Ainsi, qu'il affiche clairement sa volonté de transformer radicalement nos institutions, c'est la moindre des exigences qui s'impose au chef de gouvernement qui se veut, ou se dit, respectueux du peuple souverain.
C'est aussi la moindre des exigences qui s'impose à un chef de gouvernement tirant sa seule légitimité de la majorité parlementaire qui le soutient mais qui se trouve désunie aujourd'hui autour de cette question.
Le débat de ce jour y gagnerait en « lisibilité » et nous ne serions pas obligés de lire entre les lignes tels des exégètes au discours parfois teinté d'amertume.
Notre Constitution, charte fondamentale de l'organisation de l'Etat, n'est pas une norme figée. C'est une norme vivante qui peut être révisée mais qui ne doit pas être modifiée à tout rompre !
Parce qu'elle est une vraie création d'origine humaine, elle est un esprit et des institutions. Si, aujourd'hui, la réforme attendue de l'Etat nécessite un lissage de notre texte fondamental, voire une révision plus globale, nous ne devons pas faire l'économie, dans un premier temps, d'une réelle réflexion sur la réforme de l'Etat. Ce n'est que dans un second temps que l'on pourra entamer une modification de la Constitution.
On doit veiller à ce que la Constitution en tant que norme suprême ne soit pas « abîmée » par le mouvement inflationniste touchant les normes qui lui sont soumises ; je veux parler des normes législatives et réglementaires.

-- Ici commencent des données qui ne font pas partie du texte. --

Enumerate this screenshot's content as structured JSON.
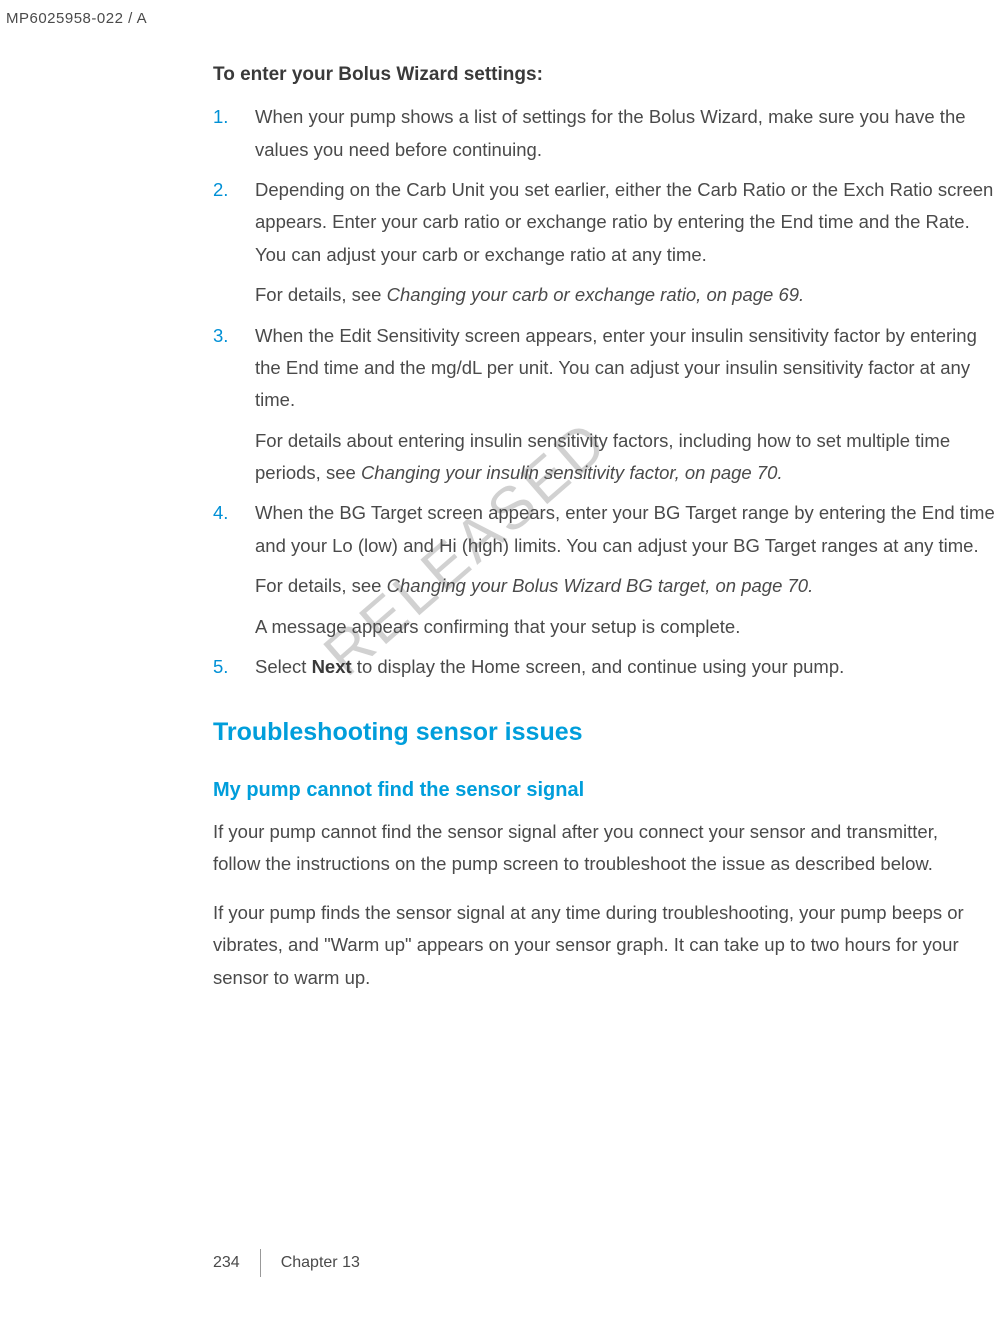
{
  "header_id": "MP6025958-022 / A",
  "watermark": "RELEASED",
  "intro_heading": "To enter your Bolus Wizard settings:",
  "steps": [
    {
      "num": "1.",
      "paras": [
        "When your pump shows a list of settings for the Bolus Wizard, make sure you have the values you need before continuing."
      ]
    },
    {
      "num": "2.",
      "paras": [
        "Depending on the Carb Unit you set earlier, either the Carb Ratio or the Exch Ratio screen appears. Enter your carb ratio or exchange ratio by entering the End time and the Rate. You can adjust your carb or exchange ratio at any time."
      ],
      "ref": "For details, see ",
      "ref_ital": "Changing your carb or exchange ratio, on page 69."
    },
    {
      "num": "3.",
      "paras": [
        "When the Edit Sensitivity screen appears, enter your insulin sensitivity factor by entering the End time and the mg/dL per unit. You can adjust your insulin sensitivity factor at any time."
      ],
      "ref": "For details about entering insulin sensitivity factors, including how to set multiple time periods, see ",
      "ref_ital": "Changing your insulin sensitivity factor, on page 70."
    },
    {
      "num": "4.",
      "paras": [
        "When the BG Target screen appears, enter your BG Target range by entering the End time and your Lo (low) and Hi (high) limits. You can adjust your BG Target ranges at any time."
      ],
      "ref": "For details, see ",
      "ref_ital": "Changing your Bolus Wizard BG target, on page 70.",
      "extra": "A message appears confirming that your setup is complete."
    },
    {
      "num": "5.",
      "pre": "Select ",
      "bold": "Next",
      "post": " to display the Home screen, and continue using your pump."
    }
  ],
  "section_title": "Troubleshooting sensor issues",
  "subsection_title": "My pump cannot find the sensor signal",
  "body_paras": [
    "If your pump cannot find the sensor signal after you connect your sensor and transmitter, follow the instructions on the pump screen to troubleshoot the issue as described below.",
    "If your pump finds the sensor signal at any time during troubleshooting, your pump beeps or vibrates, and \"Warm up\" appears on your sensor graph. It can take up to two hours for your sensor to warm up."
  ],
  "footer": {
    "page": "234",
    "chapter": "Chapter 13"
  }
}
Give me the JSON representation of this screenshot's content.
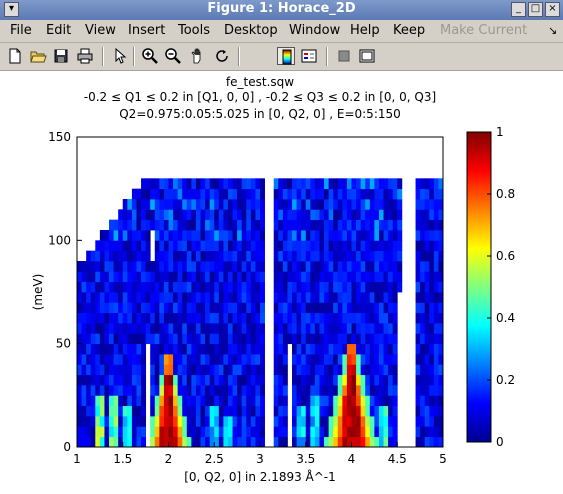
{
  "window": {
    "title": "Figure 1: Horace_2D",
    "controls": [
      "menu",
      "minimize",
      "maximize",
      "close"
    ]
  },
  "menu": {
    "items": [
      {
        "label": "File",
        "enabled": true
      },
      {
        "label": "Edit",
        "enabled": true
      },
      {
        "label": "View",
        "enabled": true
      },
      {
        "label": "Insert",
        "enabled": true
      },
      {
        "label": "Tools",
        "enabled": true
      },
      {
        "label": "Desktop",
        "enabled": true
      },
      {
        "label": "Window",
        "enabled": true
      },
      {
        "label": "Help",
        "enabled": true
      },
      {
        "label": "Keep",
        "enabled": true
      },
      {
        "label": "Make Current",
        "enabled": false
      }
    ],
    "overflow_arrow": "↘"
  },
  "toolbar": {
    "tools": [
      "new-figure-icon",
      "open-file-icon",
      "save-icon",
      "print-icon",
      "edit-pointer-icon",
      "zoom-in-icon",
      "zoom-out-icon",
      "pan-hand-icon",
      "rotate-3d-icon",
      "colorbar-icon",
      "legend-icon",
      "hide-plot-tools-icon",
      "show-plot-tools-icon"
    ],
    "active": [
      "colorbar-icon"
    ]
  },
  "figure": {
    "title_line1": "fe_test.sqw",
    "title_line2": "-0.2 ≤ Q1 ≤ 0.2 in [Q1, 0, 0] , -0.2 ≤ Q3 ≤ 0.2 in [0, 0, Q3]",
    "title_line3": "Q2=0.975:0.05:5.025 in [0, Q2, 0] , E=0:5:150",
    "xlabel": "[0, Q2, 0] in 2.1893 Å^-1",
    "ylabel": "(meV)"
  },
  "chart_data": {
    "type": "heatmap",
    "colormap": "jet",
    "xlim": [
      1,
      5
    ],
    "ylim": [
      0,
      150
    ],
    "clim": [
      0,
      1
    ],
    "x_ticks": [
      "1",
      "1.5",
      "2",
      "2.5",
      "3",
      "3.5",
      "4",
      "4.5",
      "5"
    ],
    "y_ticks": [
      "0",
      "50",
      "100",
      "150"
    ],
    "colorbar_ticks": [
      "0",
      "0.2",
      "0.4",
      "0.6",
      "0.8",
      "1"
    ],
    "x_bin_width": 0.05,
    "y_bin_width": 5,
    "data_upper_edge": [
      {
        "x": 1.0,
        "y": 90
      },
      {
        "x": 1.05,
        "y": 90
      },
      {
        "x": 1.1,
        "y": 95
      },
      {
        "x": 1.15,
        "y": 95
      },
      {
        "x": 1.2,
        "y": 100
      },
      {
        "x": 1.25,
        "y": 105
      },
      {
        "x": 1.3,
        "y": 105
      },
      {
        "x": 1.35,
        "y": 110
      },
      {
        "x": 1.4,
        "y": 110
      },
      {
        "x": 1.45,
        "y": 115
      },
      {
        "x": 1.5,
        "y": 120
      },
      {
        "x": 1.55,
        "y": 120
      },
      {
        "x": 1.6,
        "y": 125
      },
      {
        "x": 1.65,
        "y": 125
      },
      {
        "x": 1.7,
        "y": 130
      },
      {
        "x": 1.75,
        "y": 130
      },
      {
        "x": 1.8,
        "y": 130
      },
      {
        "x": 4.95,
        "y": 130
      }
    ],
    "gaps": [
      {
        "x": [
          1.8,
          1.85
        ],
        "y": [
          90,
          105
        ]
      },
      {
        "x": [
          1.75,
          1.8
        ],
        "y": [
          0,
          50
        ]
      },
      {
        "x": [
          3.05,
          3.15
        ],
        "y": [
          0,
          130
        ]
      },
      {
        "x": [
          3.1,
          3.15
        ],
        "y": [
          0,
          150
        ]
      },
      {
        "x": [
          3.3,
          3.35
        ],
        "y": [
          0,
          50
        ]
      },
      {
        "x": [
          4.55,
          4.7
        ],
        "y": [
          0,
          130
        ]
      },
      {
        "x": [
          4.5,
          4.55
        ],
        "y": [
          0,
          75
        ]
      }
    ],
    "peaks": [
      {
        "x": 2.0,
        "top_energy": 45,
        "base_halfwidth": 0.2
      },
      {
        "x": 4.0,
        "top_energy": 50,
        "base_halfwidth": 0.25
      }
    ],
    "low_energy_features": [
      {
        "x": 1.25,
        "intensity": 0.6,
        "height": 25
      },
      {
        "x": 1.4,
        "intensity": 0.55,
        "height": 25
      },
      {
        "x": 1.55,
        "intensity": 0.45,
        "height": 20
      },
      {
        "x": 2.5,
        "intensity": 0.4,
        "height": 20
      },
      {
        "x": 2.65,
        "intensity": 0.4,
        "height": 15
      },
      {
        "x": 3.45,
        "intensity": 0.4,
        "height": 20
      },
      {
        "x": 3.6,
        "intensity": 0.4,
        "height": 25
      },
      {
        "x": 4.35,
        "intensity": 0.5,
        "height": 20
      }
    ]
  }
}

La surproduction normative est une réalité, et j'en profite pour citer, à ce propos, le rapport public du Conseil d'Etat de 1991 :
« Le droit n'apparaît plus comme une protection mais comme une menace. Enfin, rien n'est plus contraire au principe d'égalité entre les citoyens que de laisser proliférer un droit si complexe qu'il n'est accessible qu'à une poignée de spécialistes... Si l'on n'y prend garde, il y aura demain deux catégories de citoyens : ceux qui auront les moyens de s'offrir les services des experts pour détourner ces subtilités à leur profit et les autres, éternels égarés du labyrinthe juridique, laissés pour compte de l'Etat de droit. »
M. Jospin serait donc aujourd'hui le défenseur farouche de l'esprit de la Constitution, alors qu'il faisait partie autrefois de ses plus féroces détracteurs. Mes collègues ont déjà souligné que le fait que d'éminents constitutionnalistes aient choisi de faire une lecture de la Constitution propre à soutenir l'inversion du calendrier électoral de 2002 ne confère pas à leur opinion valeur de parole d'évangile. Que ces éminents constitutionnalistes soient en désaccord avec d'autres constitutionnalistes tout aussi éminents relativise largement leur position.

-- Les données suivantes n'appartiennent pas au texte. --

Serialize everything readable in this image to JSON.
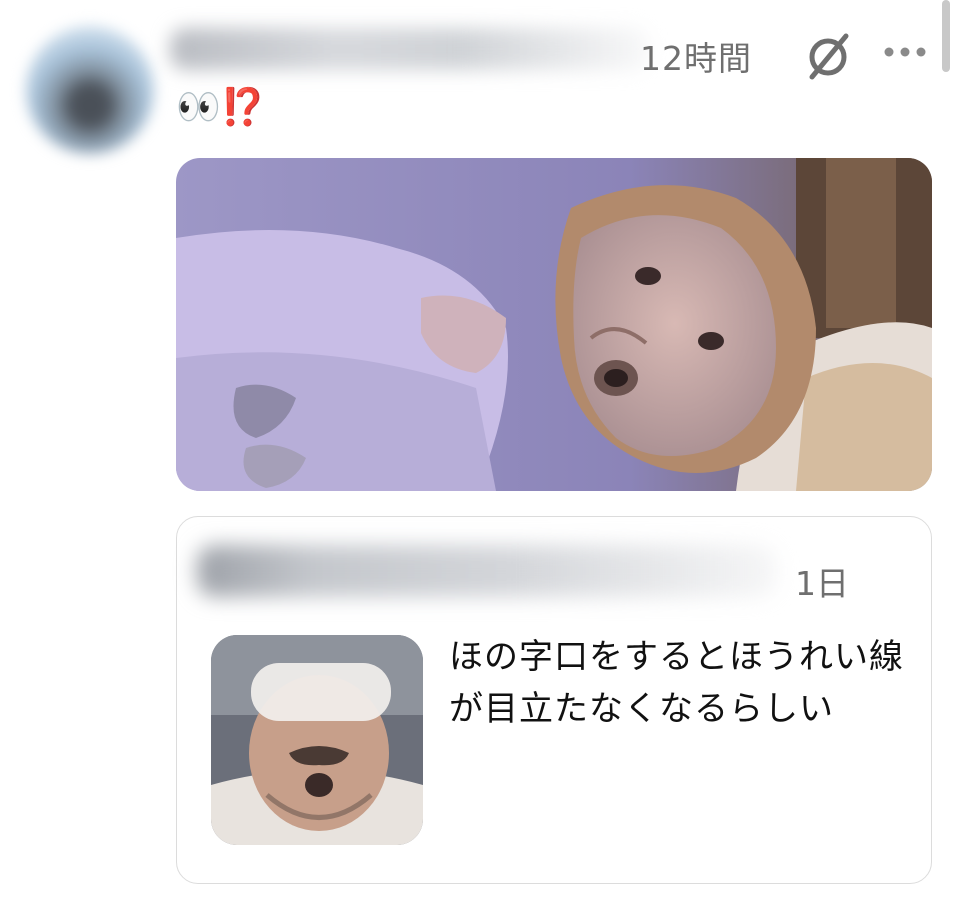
{
  "post": {
    "avatar_icon": "user-avatar-blurred",
    "timestamp": "12時間",
    "action_icon": "edit-off-icon",
    "more_icon": "more-horizontal-icon",
    "text": "👀⁉️",
    "media": {
      "type": "image"
    }
  },
  "quote": {
    "timestamp": "1日",
    "text": "ほの字口をするとほうれい線が目立たなくなるらしい",
    "thumbnail": {
      "type": "image"
    }
  },
  "colors": {
    "meta_text": "#6f6f6f",
    "body_text": "#111111",
    "card_border": "#dcdcdc",
    "accent_red": "#d62a1e"
  }
}
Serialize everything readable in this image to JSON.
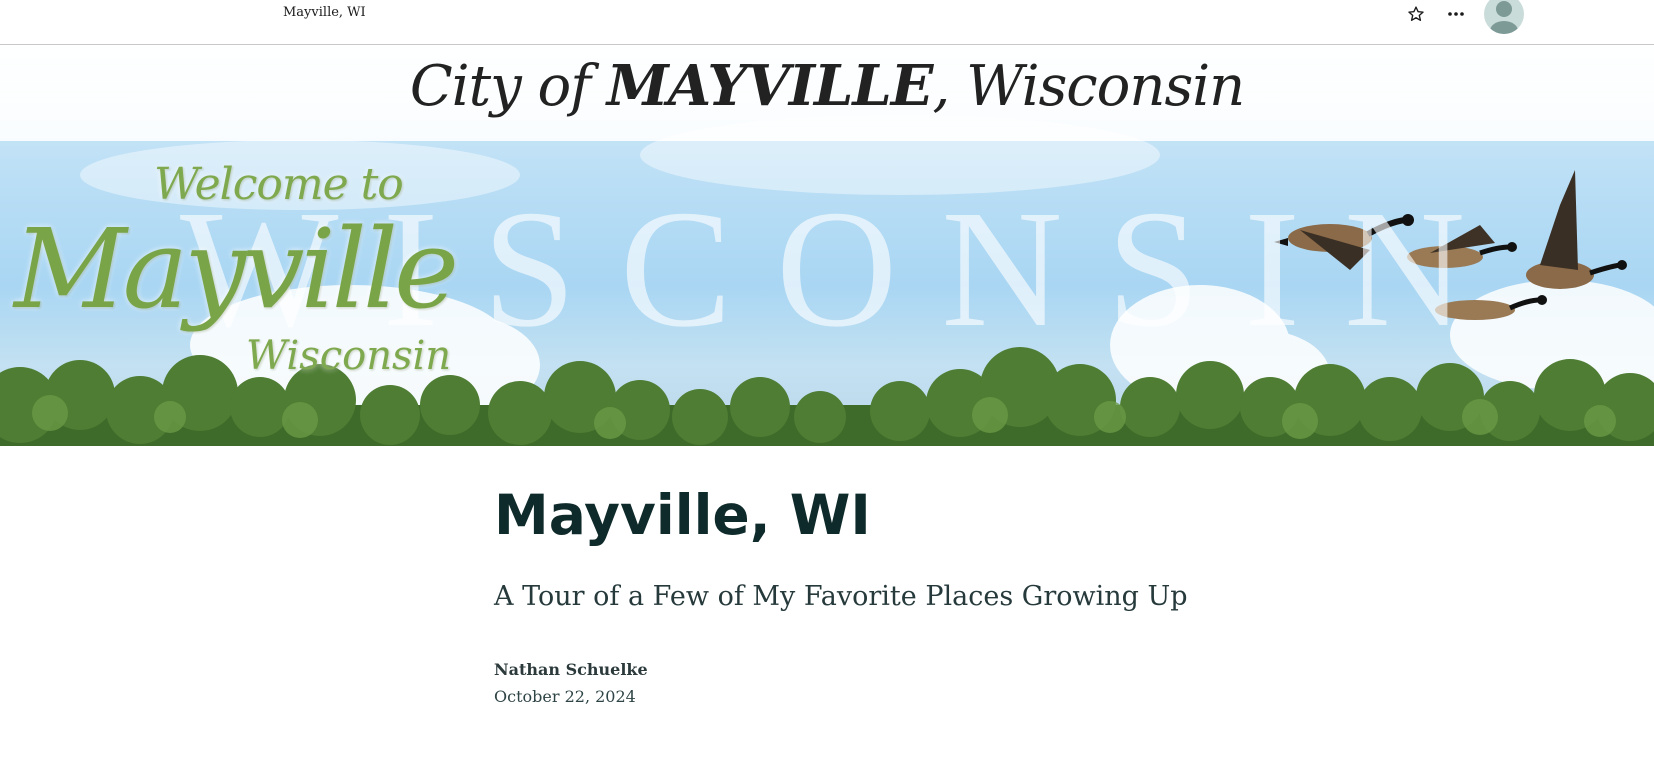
{
  "topbar": {
    "title": "Mayville, WI",
    "icons": [
      "star-icon",
      "more-options-icon",
      "user-avatar-icon"
    ]
  },
  "banner": {
    "city_prefix": "City of ",
    "city_name": "MAYVILLE",
    "city_suffix": ", Wisconsin",
    "background_word": "WISCONSIN",
    "welcome_to": "Welcome to",
    "welcome_name": "Mayville",
    "welcome_state": "Wisconsin"
  },
  "article": {
    "title": "Mayville, WI",
    "subtitle": "A Tour of a Few of My Favorite Places Growing Up",
    "author": "Nathan Schuelke",
    "date": "October 22, 2024"
  },
  "colors": {
    "title_text": "#0f2a2a",
    "avatar_bg": "#c9dcd9",
    "welcome_green": "#7fa94e",
    "sky_blue": "#a9d6f3"
  }
}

Mais voilà, M. Jospin veut tout et oublie que nous n'avons pas été élus pour favoriser l'élection de la gauche plurielle et encore moins la sienne. Il est sain de le rappeler ! N'ayons pas peur de nos convictions ! C'est aussi cela respecter le jeu de la démocratie.
Ne répugnons pas à le dire et à le redire même si nous n'avons pas toujours le sentiment d'être écoutés, car nous avons au moins l'assurance d'être lus.

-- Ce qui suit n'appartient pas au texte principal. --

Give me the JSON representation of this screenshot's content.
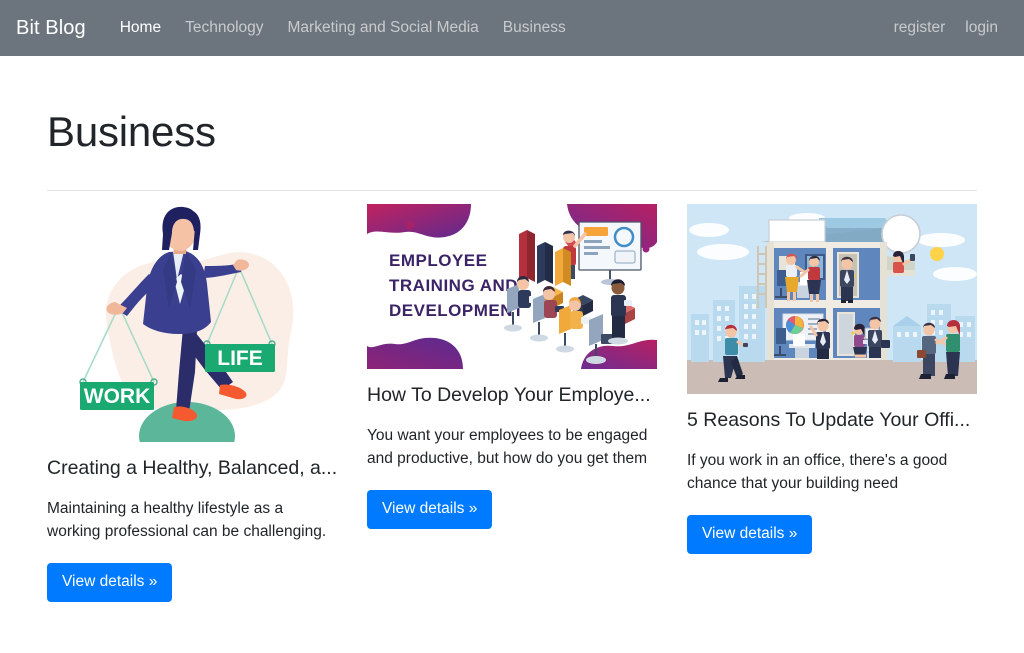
{
  "navbar": {
    "brand": "Bit Blog",
    "links": [
      {
        "label": "Home",
        "active": true
      },
      {
        "label": "Technology",
        "active": false
      },
      {
        "label": "Marketing and Social Media",
        "active": false
      },
      {
        "label": "Business",
        "active": false
      }
    ],
    "right_links": [
      {
        "label": "register"
      },
      {
        "label": "login"
      }
    ],
    "background_color": "#6c757d",
    "brand_color": "#ffffff",
    "link_color": "rgba(255,255,255,0.62)"
  },
  "page": {
    "title": "Business",
    "title_color": "#212529",
    "background_color": "#ffffff",
    "divider_color": "#e3e3e3"
  },
  "cards": [
    {
      "image_name": "work-life-balance-illustration",
      "image_alt": "Businesswoman balancing WORK and LIFE signs",
      "image_labels": {
        "left_sign": "WORK",
        "right_sign": "LIFE"
      },
      "title": "Creating a Healthy, Balanced, a...",
      "text": "Maintaining a healthy lifestyle as a working professional can be challenging.",
      "button_label": "View details »"
    },
    {
      "image_name": "employee-training-illustration",
      "image_alt": "Employee training and development banner with people at a presentation",
      "image_labels": {
        "heading_line1": "EMPLOYEE",
        "heading_line2": "TRAINING AND",
        "heading_line3": "DEVELOPMENT"
      },
      "title": "How To Develop Your Employe...",
      "text": "You want your employees to be engaged and productive, but how do you get them",
      "button_label": "View details »"
    },
    {
      "image_name": "office-building-illustration",
      "image_alt": "Cutaway view of a two storey office building with workers",
      "image_labels": {},
      "title": "5 Reasons To Update Your Offi...",
      "text": "If you work in an office, there's a good chance that your building need",
      "button_label": "View details »"
    }
  ],
  "theme": {
    "primary_button_color": "#007bff",
    "button_text_color": "#ffffff",
    "body_text_color": "#212529"
  }
}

J'espère, mes chers collègues, que cette longue discussion générale aura permis aux Françaises et aux Français d'être sensibilisés et de mieux comprendre les arrière-pensées de ce Gouvernement. Celui-ci n'a, en effet, d'autre souci que de créer, par la voie législative, toutes les conditions qui permettent de pérenniser sa situation à la tête de ce pays, même si cela peut en coûter aux Françaises et aux Français et même si cela peut mettre en cause à la fois leur liberté, leurs conditions de vie, mais également leur sécurité et leur épanouissement ainsi que ceux de leur famille.
Mes chers collègues, j'espère qu'ils ne seront pas dupes de cette initiative du Gouvernement et qu'ils sauront sévèrement sanctionner celui-ci à l'occasion des échéances électorales à venir. (Très bien ! et applaudissements sur les travées du RPR.)